3. Canoeing in Kushiro River
Canoeing with the Kushiro Salmon Society was definitely one of my most favorite moments from the trip. I rode with Kosugi-san, who told me stories from his seventy plus years of living in Kushiro. Aside from hearing about local life in Kushiro, it was interesting to see the river from our point of view in the canoes, paddling upstream and then downstream. The river was full of life, from the plants to the small fish inhabiting the river. Though I have canoed in the past, it was my first time canoeing not as a tourist for leisure, but as an observer for academic purposes, allowing me to view Kushiro River (and rivers in general) from a whole new perspective.
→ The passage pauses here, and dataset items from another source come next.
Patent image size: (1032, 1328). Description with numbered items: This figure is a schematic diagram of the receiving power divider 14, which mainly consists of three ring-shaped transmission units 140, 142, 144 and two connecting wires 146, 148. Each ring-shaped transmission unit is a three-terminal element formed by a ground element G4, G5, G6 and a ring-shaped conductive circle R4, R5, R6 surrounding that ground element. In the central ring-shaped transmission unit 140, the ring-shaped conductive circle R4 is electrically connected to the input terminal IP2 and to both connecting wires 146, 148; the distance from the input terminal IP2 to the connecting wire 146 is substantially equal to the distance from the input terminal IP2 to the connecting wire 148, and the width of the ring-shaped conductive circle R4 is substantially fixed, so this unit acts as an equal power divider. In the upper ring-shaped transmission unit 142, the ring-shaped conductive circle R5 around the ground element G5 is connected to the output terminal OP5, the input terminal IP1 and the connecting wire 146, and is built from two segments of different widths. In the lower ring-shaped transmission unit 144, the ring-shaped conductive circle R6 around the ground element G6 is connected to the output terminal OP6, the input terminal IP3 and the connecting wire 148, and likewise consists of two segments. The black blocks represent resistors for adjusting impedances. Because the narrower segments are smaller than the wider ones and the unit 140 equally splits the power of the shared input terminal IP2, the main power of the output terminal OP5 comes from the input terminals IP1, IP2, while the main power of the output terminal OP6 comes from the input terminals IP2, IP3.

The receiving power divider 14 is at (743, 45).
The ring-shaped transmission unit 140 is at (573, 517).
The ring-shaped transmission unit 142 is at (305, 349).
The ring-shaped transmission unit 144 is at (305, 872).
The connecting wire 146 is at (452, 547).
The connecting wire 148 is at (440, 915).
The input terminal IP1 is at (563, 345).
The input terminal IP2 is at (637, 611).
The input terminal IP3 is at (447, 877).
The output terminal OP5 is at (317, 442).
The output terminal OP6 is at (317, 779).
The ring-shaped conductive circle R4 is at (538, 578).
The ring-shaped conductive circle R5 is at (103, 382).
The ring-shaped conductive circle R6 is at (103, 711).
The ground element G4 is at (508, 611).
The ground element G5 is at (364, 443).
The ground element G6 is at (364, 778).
It was my first time attending and presenting at a symposium. Though we had a limited amount of time to prepare and practice for our presentation and though our knowledge was limited compared to the speakers, I think that our class did a very good job. It was interesting to hear the visions and current projects of the speakers and the groups they represent, providing us with a deeper understanding of the complex issues concerning salmon aquaculture. One of the questions that came up during the open discussion was: how can we improve communication among the various groups involved, such as social scientists, local governments, fishing cooperative and other members of the community? I agree with Professor Yu that by holding a symposium like ours, though small in size, already places us one step closer to solidarity, providing us with a common space to speak a common language. I deeply believe that through increased communication and an effort to understand each others’ perspective, issues would be resolved.
1. BBQ Night
Good food with great people— barbecue night with the inspiring people we had met during our time in Hokkaido was, by far, the most memorable of all. Not only were we lucky enough to try some of the region’s best seafood, including oysters and crabs, but we also had the opportunity to talk more with the local people about their vision and their current projects. Kosugi-san, who seemed to be very curious about other countries’ efforts in solving environmental issues, and I talked about river restoration in other countries. It was clear to see how much he cared for the salmon and the rivers, to which he has dedicated most of his life, thus serving as an inspiration for us all.